Off the top of my head things that require metal or metal components: high speed bearings, engines (ICE or steam), chemical reaction vessels, springs, fasteners(bolts,rivets,etc.), wire(electrical, barbed, or other), high pressure applications. Anything that requires the use of, or is derived from technologies requiring the use of these (and others) would only be available in limited quantities.
 
Between the development of effective gunpowder field artillery around 1650 or so and the permanent victory of sedimentary empires over the nomads took only around 100 years or so (I think the Qing victory over the Dzungar Khanate was that point).

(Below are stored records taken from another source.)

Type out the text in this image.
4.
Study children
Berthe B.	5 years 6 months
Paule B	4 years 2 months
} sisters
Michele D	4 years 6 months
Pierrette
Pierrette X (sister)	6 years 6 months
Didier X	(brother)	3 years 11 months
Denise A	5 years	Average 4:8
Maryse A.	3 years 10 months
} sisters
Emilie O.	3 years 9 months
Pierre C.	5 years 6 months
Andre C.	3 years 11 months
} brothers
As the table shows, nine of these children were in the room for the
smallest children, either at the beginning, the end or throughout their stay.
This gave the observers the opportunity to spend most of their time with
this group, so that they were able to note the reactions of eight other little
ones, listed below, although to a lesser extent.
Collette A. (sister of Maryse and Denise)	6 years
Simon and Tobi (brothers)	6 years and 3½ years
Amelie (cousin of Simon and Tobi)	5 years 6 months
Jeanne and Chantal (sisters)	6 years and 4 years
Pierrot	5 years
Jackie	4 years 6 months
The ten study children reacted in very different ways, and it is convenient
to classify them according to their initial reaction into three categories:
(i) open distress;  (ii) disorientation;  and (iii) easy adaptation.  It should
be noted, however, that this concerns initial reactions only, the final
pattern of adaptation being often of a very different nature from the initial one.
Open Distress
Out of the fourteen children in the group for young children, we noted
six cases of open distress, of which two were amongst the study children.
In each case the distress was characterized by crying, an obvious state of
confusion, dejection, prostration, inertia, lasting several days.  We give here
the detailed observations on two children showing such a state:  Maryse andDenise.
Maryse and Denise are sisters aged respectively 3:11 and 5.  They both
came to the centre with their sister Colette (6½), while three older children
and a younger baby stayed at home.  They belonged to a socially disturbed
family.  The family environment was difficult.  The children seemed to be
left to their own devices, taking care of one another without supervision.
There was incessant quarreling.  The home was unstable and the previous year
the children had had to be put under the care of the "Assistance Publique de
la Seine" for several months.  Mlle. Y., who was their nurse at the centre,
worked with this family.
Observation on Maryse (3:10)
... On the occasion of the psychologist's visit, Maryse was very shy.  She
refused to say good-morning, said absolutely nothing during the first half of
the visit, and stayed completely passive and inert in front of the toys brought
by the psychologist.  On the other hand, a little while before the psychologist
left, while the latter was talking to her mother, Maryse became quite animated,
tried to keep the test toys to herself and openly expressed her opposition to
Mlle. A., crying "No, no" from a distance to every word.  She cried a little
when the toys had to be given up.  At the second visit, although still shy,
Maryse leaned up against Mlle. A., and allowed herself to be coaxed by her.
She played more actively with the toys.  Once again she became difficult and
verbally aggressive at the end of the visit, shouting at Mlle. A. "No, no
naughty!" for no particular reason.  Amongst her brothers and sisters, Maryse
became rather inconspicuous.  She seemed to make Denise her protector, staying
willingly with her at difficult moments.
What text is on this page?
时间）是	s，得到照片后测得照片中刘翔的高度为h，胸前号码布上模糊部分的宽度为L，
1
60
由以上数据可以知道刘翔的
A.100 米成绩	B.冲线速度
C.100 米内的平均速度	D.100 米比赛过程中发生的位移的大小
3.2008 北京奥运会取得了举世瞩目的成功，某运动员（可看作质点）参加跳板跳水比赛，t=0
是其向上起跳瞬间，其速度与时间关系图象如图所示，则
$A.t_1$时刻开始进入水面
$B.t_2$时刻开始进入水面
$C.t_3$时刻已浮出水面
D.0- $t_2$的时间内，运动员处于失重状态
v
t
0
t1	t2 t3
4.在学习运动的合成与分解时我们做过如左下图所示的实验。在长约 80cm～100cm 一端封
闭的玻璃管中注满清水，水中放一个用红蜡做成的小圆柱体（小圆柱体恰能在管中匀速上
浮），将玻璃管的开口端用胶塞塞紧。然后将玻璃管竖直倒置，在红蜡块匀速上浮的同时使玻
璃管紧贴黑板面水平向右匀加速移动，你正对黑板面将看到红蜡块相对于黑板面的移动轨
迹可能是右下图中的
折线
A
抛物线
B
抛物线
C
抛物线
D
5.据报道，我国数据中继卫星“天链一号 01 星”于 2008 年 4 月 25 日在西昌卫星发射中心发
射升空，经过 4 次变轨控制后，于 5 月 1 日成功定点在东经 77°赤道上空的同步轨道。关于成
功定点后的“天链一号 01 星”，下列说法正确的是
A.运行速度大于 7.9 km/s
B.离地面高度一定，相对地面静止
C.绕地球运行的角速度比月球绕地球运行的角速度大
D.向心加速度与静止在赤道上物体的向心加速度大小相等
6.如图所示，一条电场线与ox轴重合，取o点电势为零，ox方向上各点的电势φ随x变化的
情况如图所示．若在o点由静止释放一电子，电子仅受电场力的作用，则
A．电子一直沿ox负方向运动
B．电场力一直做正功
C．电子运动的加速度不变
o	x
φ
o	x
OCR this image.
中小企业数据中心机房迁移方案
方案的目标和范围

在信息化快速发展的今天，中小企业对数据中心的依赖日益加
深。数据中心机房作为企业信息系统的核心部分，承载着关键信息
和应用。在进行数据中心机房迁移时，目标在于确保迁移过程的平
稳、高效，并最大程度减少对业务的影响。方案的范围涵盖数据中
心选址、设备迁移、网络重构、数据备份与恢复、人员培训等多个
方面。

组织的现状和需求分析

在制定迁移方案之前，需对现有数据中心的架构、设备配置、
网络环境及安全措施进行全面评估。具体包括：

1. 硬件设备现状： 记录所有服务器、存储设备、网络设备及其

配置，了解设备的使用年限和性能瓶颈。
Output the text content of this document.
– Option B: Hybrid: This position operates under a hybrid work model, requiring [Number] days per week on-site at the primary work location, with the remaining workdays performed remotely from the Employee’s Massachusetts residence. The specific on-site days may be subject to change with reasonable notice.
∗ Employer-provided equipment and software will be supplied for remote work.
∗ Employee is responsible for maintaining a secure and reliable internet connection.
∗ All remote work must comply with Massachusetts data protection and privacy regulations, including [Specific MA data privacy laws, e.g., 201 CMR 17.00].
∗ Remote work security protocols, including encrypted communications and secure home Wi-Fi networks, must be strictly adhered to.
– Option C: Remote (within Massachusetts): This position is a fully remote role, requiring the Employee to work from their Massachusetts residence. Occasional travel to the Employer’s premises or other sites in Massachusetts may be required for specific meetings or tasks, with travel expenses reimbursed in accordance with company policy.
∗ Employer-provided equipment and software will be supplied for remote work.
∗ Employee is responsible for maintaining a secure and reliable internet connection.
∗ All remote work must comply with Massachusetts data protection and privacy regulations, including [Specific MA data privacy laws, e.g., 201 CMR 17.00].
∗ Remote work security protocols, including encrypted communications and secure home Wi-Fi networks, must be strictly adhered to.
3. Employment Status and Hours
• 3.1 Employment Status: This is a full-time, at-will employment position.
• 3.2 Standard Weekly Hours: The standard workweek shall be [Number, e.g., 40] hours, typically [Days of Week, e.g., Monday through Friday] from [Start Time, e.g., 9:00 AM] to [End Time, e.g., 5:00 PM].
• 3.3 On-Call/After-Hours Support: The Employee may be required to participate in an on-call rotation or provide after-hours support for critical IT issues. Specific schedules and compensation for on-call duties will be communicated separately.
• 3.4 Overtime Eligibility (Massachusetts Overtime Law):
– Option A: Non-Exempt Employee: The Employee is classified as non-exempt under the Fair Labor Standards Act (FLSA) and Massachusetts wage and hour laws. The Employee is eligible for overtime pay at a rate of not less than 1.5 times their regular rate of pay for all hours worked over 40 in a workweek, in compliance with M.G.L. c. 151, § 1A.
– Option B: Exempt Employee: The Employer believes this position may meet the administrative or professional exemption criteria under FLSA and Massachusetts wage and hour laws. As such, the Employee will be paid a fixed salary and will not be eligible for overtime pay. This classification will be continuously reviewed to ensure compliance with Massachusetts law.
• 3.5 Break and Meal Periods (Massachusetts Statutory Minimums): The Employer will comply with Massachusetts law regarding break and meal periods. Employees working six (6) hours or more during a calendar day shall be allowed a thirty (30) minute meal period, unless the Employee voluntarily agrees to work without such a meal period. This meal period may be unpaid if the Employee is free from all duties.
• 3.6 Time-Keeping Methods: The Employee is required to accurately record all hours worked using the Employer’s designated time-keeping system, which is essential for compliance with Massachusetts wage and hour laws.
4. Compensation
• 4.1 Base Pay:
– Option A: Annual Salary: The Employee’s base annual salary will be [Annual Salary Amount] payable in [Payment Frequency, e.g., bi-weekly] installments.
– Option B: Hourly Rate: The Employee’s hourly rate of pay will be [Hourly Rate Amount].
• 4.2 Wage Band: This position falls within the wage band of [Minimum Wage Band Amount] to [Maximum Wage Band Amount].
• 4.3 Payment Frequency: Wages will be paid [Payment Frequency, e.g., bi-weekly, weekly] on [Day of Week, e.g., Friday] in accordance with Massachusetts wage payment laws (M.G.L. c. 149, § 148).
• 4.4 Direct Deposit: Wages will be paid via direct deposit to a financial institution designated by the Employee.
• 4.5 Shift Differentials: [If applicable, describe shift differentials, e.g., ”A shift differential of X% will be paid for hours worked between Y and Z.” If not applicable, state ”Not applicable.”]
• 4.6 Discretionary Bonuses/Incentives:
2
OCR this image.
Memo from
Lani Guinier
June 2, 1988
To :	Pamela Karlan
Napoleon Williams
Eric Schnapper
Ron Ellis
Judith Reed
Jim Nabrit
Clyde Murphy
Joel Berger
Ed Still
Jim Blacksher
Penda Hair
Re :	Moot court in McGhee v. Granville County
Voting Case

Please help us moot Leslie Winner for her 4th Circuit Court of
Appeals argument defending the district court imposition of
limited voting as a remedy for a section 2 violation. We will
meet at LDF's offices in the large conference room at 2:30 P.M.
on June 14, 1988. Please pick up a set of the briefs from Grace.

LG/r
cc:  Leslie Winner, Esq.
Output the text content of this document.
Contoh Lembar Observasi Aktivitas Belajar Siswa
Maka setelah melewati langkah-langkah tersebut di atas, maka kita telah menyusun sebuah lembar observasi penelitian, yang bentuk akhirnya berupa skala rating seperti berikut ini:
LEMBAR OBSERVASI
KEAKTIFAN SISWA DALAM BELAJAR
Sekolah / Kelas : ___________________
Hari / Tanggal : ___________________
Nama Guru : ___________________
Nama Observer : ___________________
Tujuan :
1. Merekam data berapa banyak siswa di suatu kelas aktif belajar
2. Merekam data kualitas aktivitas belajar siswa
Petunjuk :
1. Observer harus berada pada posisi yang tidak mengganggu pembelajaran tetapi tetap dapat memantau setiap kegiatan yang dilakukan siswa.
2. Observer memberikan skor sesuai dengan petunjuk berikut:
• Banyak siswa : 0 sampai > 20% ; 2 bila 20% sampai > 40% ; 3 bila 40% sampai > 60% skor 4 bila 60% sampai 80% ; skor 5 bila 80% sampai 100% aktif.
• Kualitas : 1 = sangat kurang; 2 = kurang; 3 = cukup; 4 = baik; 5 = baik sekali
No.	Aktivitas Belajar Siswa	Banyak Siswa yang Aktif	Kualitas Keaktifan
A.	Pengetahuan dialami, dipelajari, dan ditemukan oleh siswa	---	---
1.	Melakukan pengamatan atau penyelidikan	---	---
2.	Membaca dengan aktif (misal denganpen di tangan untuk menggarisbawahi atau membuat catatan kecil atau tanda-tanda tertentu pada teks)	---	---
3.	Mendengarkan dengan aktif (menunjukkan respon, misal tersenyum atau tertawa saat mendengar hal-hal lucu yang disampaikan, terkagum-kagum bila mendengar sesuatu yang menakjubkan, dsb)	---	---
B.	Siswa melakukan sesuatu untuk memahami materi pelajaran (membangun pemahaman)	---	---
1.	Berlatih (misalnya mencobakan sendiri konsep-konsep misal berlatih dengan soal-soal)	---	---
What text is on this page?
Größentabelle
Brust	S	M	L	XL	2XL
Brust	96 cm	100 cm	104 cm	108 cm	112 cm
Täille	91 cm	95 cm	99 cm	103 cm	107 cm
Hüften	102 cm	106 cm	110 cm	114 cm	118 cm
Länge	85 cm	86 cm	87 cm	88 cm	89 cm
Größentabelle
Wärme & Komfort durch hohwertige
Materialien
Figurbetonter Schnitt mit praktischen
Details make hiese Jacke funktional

The victory had started before then, though -- e.g., Russia had already got to the Pacific by 1639.
 
The other thing to take into account would be the advances in ship technology and the possibility of wealth based on the trade of raw commodities harvested overseas. A large standing army is not inconceivable under such circumstances.

The other thing that I think could be common would be things akin to the Free Companies. Organized mercenary bands. Imagine a sort of new chivalry that incorporates large standing armies financed by overseas cash crop harvesting or mine wealth. Military corporations. That could be a sort of solution for the lack of standing armies in the event that the firearm doesn't occur to anybody, in lieu of endless feudal warfare with heavier armored knights versus pikemen and longbow archers.
The first standing army units in Europe where the French and Burgundian Ordonnance companies of Gendarmes and their supporting light cavalry, not gunpowder troops. However, gunpowder weaponry had been around since the 13th century, so the Ordonnance companies probably get butterflied.